In the next step you can configure the public IP of your Prometheus server to be scraped for metrics in your prometheus.yml:

global:
  scrape_interval: 15s
scrape_configs:
  - job_name: 'prometheus'
    scrape_interval: 5s
    static_configs:
      - targets: ['localhost:9090']
  - job_name: Monitoring Server Node Exporter
    static_configs:
      - targets:
          - '1.2.3.4:9100'

Let's restart Prometheus and then check Status → Targets to see if the node exporter shows up as a target. We can also look at the CPU metrics of our monitoring host: node_cpu_seconds_total

As you can see, the CPU query results in several counters. This is the result of how CPU metrics gathering works. These separate metrics (user, system, steal, softirq, nice, irq, iowait, and idle) always add up to 100%. Let's query the CPU usage we actually care about: the CPU time used by our applications and our kernel. This can be done by filtering out the idle state and then comparing it to the whole:

sum(rate(node_cpu_seconds_total{mode!="idle"}[1m])) /
sum(rate(node_cpu_seconds_total[1m]))

Dynamic scraping#

There is a wide range of service discovery options available. In our case we will implement the file SD. The file service discovery periodically checks a file for changes and reads the IP addresses in that file.

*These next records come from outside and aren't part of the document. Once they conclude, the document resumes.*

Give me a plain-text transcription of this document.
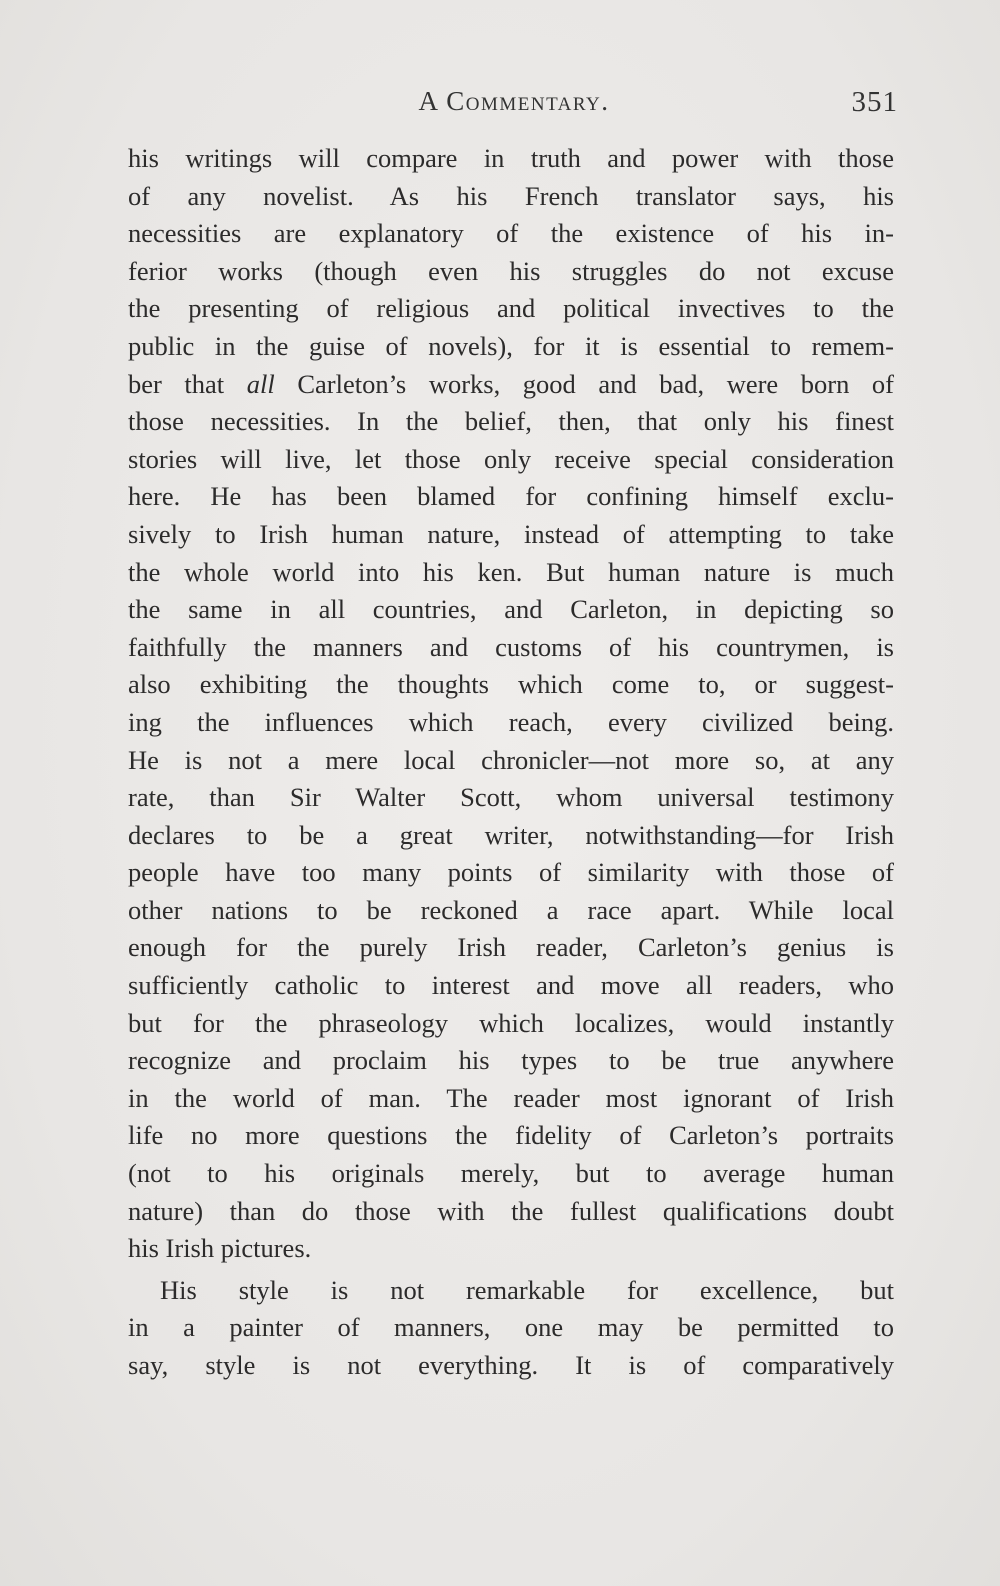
A Commentary.	351
his writings will compare in truth and power with those
of any novelist. As his French translator says, his
necessities are explanatory of the existence of his in-
ferior works (though even his struggles do not excuse
the presenting of religious and political invectives to the
public in the guise of novels), for it is essential to remem-
ber that all Carleton’s works, good and bad, were born of
those necessities. In the belief, then, that only his finest
stories will live, let those only receive special consideration
here. He has been blamed for confining himself exclu-
sively to Irish human nature, instead of attempting to take
the whole world into his ken. But human nature is much
the same in all countries, and Carleton, in depicting so
faithfully the manners and customs of his countrymen, is
also exhibiting the thoughts which come to, or suggest-
ing the influences which reach, every civilized being.
He is not a mere local chronicler—not more so, at any
rate, than Sir Walter Scott, whom universal testimony
declares to be a great writer, notwithstanding—for Irish
people have too many points of similarity with those of
other nations to be reckoned a race apart. While local
enough for the purely Irish reader, Carleton’s genius is
sufficiently catholic to interest and move all readers, who
but for the phraseology which localizes, would instantly
recognize and proclaim his types to be true anywhere
in the world of man. The reader most ignorant of Irish
life no more questions the fidelity of Carleton’s portraits
(not to his originals merely, but to average human
nature) than do those with the fullest qualifications doubt
his Irish pictures.
His style is not remarkable for excellence, but
in a painter of manners, one may be permitted to
say, style is not everything. It is of comparatively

Let's extend our configuration by the file SD configuration:

global:
  scrape_interval: 15s
scrape_configs:
  - job_name: 'prometheus'
    scrape_interval: 5s
    static_configs:
      - targets: ['localhost:9090']
  - job_name: Monitoring Server Node Exporter
    static_configs:
      - targets:
          - '1.2.3.4:9100'
  - job_name: Custom
    file_sd_configs:
      - files:
          - /service-discovery/custom_servers.json
        refresh_interval: 10s

To make this work you will have to mount an additional volume for Prometheus:

docker run \
    -d \
    -p 9090:9090 \
    -v /srv/service-discovery/:/service-discovery/ \
    -v /srv/prometheus.yml:/etc/prometheus/prometheus.yml \
    prom/prometheus

Finally, let's place the following file in /srv/service-discovery/custom_servers.json on the host:

[
  {
    "targets": [ "1.2.3.4:9100" ]
  }
]

You can enter the IP address of a second server in this file to enable scraping and restart Prometheus this one last time to enable loading this file. When you change this file in the future Prometheus will automatically pick up the changes. Prometheus will connect the second server and fetch the metrics from that server, which you should then be able to query.

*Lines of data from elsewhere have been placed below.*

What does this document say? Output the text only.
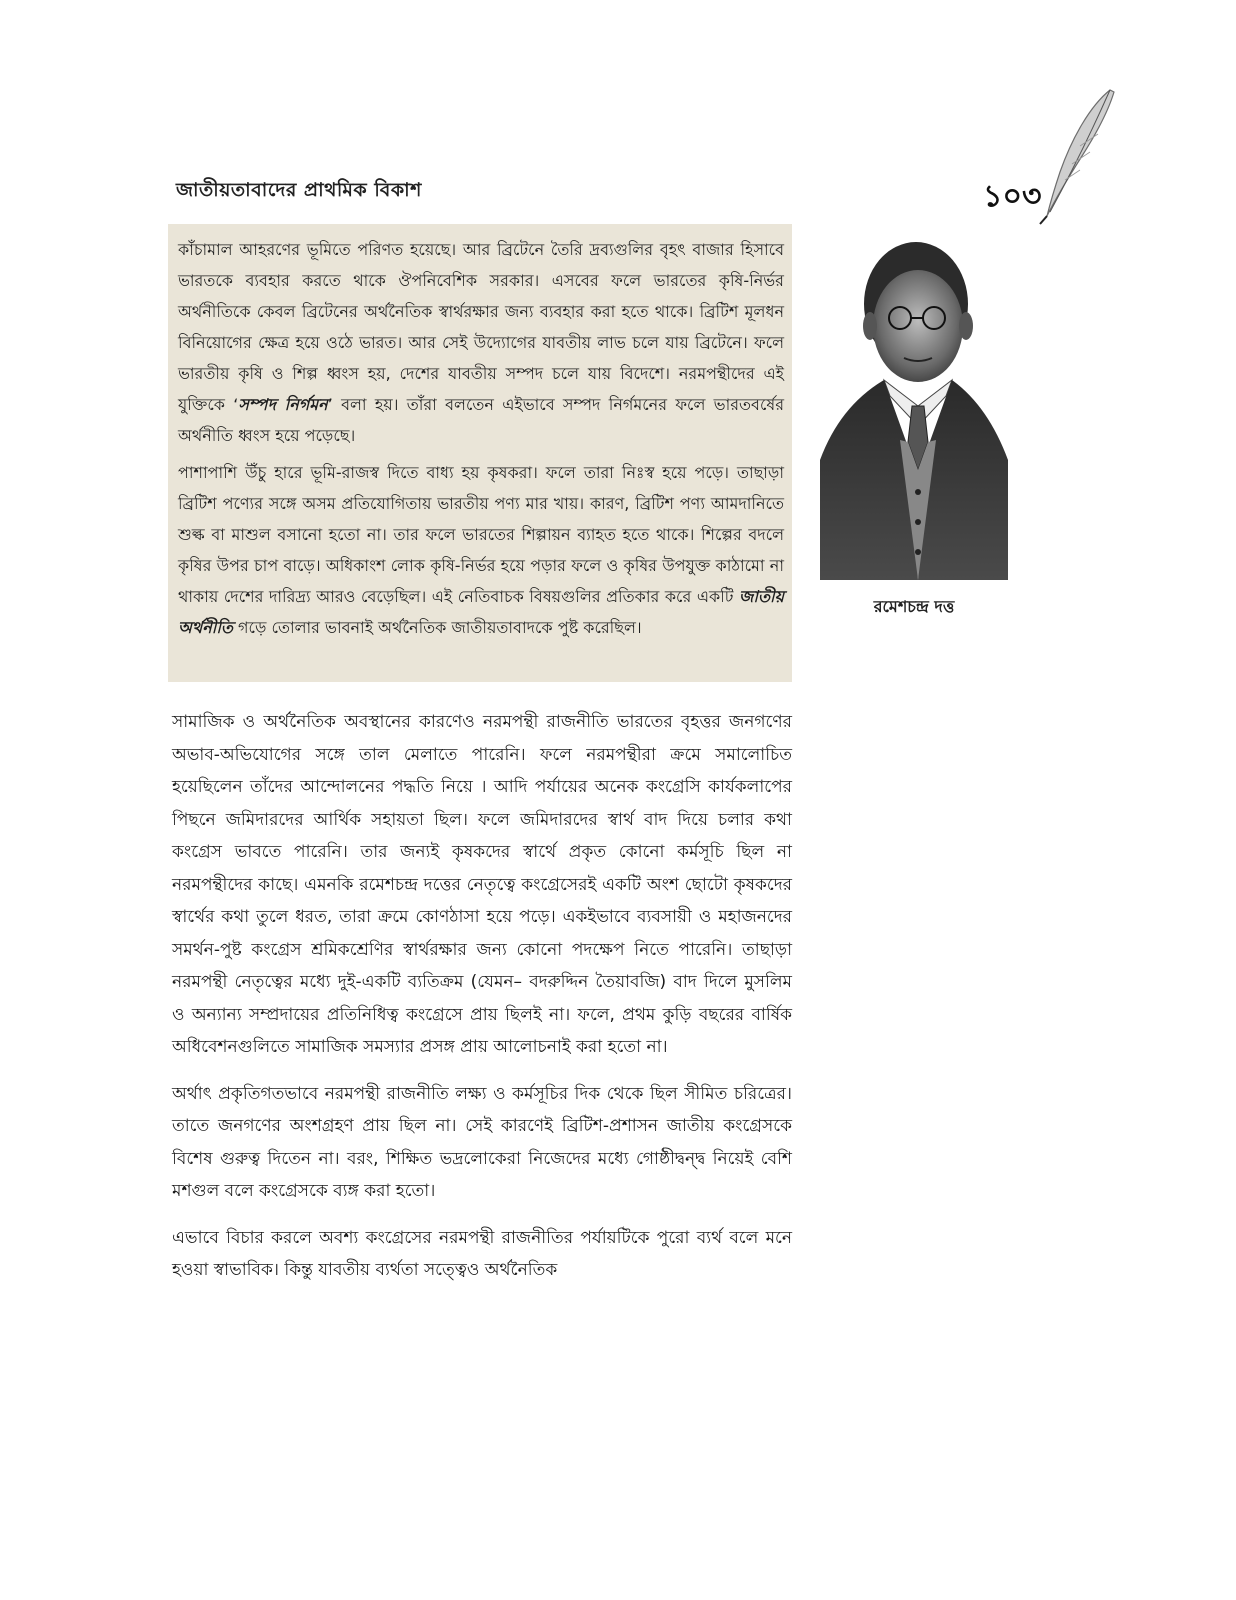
জাতীয়তাবাদের প্রাথমিক বিকাশ	১০৩

কাঁচামাল আহরণের ভূমিতে পরিণত হয়েছে। আর ব্রিটেনে তৈরি দ্রব্যগুলির বৃহৎ বাজার হিসাবে ভারতকে ব্যবহার করতে থাকে ঔপনিবেশিক সরকার। এসবের ফলে ভারতের কৃষি-নির্ভর অর্থনীতিকে কেবল ব্রিটেনের অর্থনৈতিক স্বার্থরক্ষার জন্য ব্যবহার করা হতে থাকে। ব্রিটিশ মূলধন বিনিয়োগের ক্ষেত্র হয়ে ওঠে ভারত। আর সেই উদ্যোগের যাবতীয় লাভ চলে যায় ব্রিটেনে। ফলে ভারতীয় কৃষি ও শিল্প ধ্বংস হয়, দেশের যাবতীয় সম্পদ চলে যায় বিদেশে। নরমপন্থীদের এই যুক্তিকে ‘সম্পদ নির্গমন’ বলা হয়। তাঁরা বলতেন এইভাবে সম্পদ নির্গমনের ফলে ভারতবর্ষের অর্থনীতি ধ্বংস হয়ে পড়েছে।

পাশাপাশি উঁচু হারে ভূমি-রাজস্ব দিতে বাধ্য হয় কৃষকরা। ফলে তারা নিঃস্ব হয়ে পড়ে। তাছাড়া ব্রিটিশ পণ্যের সঙ্গে অসম প্রতিযোগিতায় ভারতীয় পণ্য মার খায়। কারণ, ব্রিটিশ পণ্য আমদানিতে শুল্ক বা মাশুল বসানো হতো না। তার ফলে ভারতের শিল্পায়ন ব্যাহত হতে থাকে। শিল্পের বদলে কৃষির উপর চাপ বাড়ে। অধিকাংশ লোক কৃষি-নির্ভর হয়ে পড়ার ফলে ও কৃষির উপযুক্ত কাঠামো না থাকায় দেশের দারিদ্র্য আরও বেড়েছিল। এই নেতিবাচক বিষয়গুলির প্রতিকার করে একটি জাতীয় অর্থনীতি গড়ে তোলার ভাবনাই অর্থনৈতিক জাতীয়তাবাদকে পুষ্ট করেছিল।

রমেশচন্দ্র দত্ত

সামাজিক ও অর্থনৈতিক অবস্থানের কারণেও নরমপন্থী রাজনীতি ভারতের বৃহত্তর জনগণের অভাব-অভিযোগের সঙ্গে তাল মেলাতে পারেনি। ফলে নরমপন্থীরা ক্রমে সমালোচিত হয়েছিলেন তাঁদের আন্দোলনের পদ্ধতি নিয়ে । আদি পর্যায়ের অনেক কংগ্রেসি কার্যকলাপের পিছনে জমিদারদের আর্থিক সহায়তা ছিল। ফলে জমিদারদের স্বার্থ বাদ দিয়ে চলার কথা কংগ্রেস ভাবতে পারেনি। তার জন্যই কৃষকদের স্বার্থে প্রকৃত কোনো কর্মসূচি ছিল না নরমপন্থীদের কাছে। এমনকি রমেশচন্দ্র দত্তের নেতৃত্বে কংগ্রেসেরই একটি অংশ ছোটো কৃষকদের স্বার্থের কথা তুলে ধরত, তারা ক্রমে কোণঠাসা হয়ে পড়ে। একইভাবে ব্যবসায়ী ও মহাজনদের সমর্থন-পুষ্ট কংগ্রেস শ্রমিকশ্রেণির স্বার্থরক্ষার জন্য কোনো পদক্ষেপ নিতে পারেনি। তাছাড়া নরমপন্থী নেতৃত্বের মধ্যে দুই-একটি ব্যতিক্রম (যেমন– বদরুদ্দিন তৈয়াবজি) বাদ দিলে মুসলিম ও অন্যান্য সম্প্রদায়ের প্রতিনিধিত্ব কংগ্রেসে প্রায় ছিলই না। ফলে, প্রথম কুড়ি বছরের বার্ষিক অধিবেশনগুলিতে সামাজিক সমস্যার প্রসঙ্গ প্রায় আলোচনাই করা হতো না।

অর্থাৎ প্রকৃতিগতভাবে নরমপন্থী রাজনীতি লক্ষ্য ও কর্মসূচির দিক থেকে ছিল সীমিত চরিত্রের। তাতে জনগণের অংশগ্রহণ প্রায় ছিল না। সেই কারণেই ব্রিটিশ-প্রশাসন জাতীয় কংগ্রেসকে বিশেষ গুরুত্ব দিতেন না। বরং, শিক্ষিত ভদ্রলোকেরা নিজেদের মধ্যে গোষ্ঠীদ্বন্দ্ব নিয়েই বেশি মশগুল বলে কংগ্রেসকে ব্যঙ্গ করা হতো।

এভাবে বিচার করলে অবশ্য কংগ্রেসের নরমপন্থী রাজনীতির পর্যায়টিকে পুরো ব্যর্থ বলে মনে হওয়া স্বাভাবিক। কিন্তু যাবতীয় ব্যর্থতা সত্ত্বেও অর্থনৈতিক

Let's repeat the PromQL query from the example above to get the CPU usage. You will see that it won't give you two graphs. That's because it will summarize the CPU usage. Let's group it by the IP address:

sum by (instance) (rate(node_cpu_seconds_total{mode!="idle"}[1m])) /
sum by (instance) (rate(node_cpu_seconds_total[1m]))

The only thing left to do is to write an automatic cron job that fetches the IP address list from the cloud provider (Exoscale in our case) and populates this file automatically.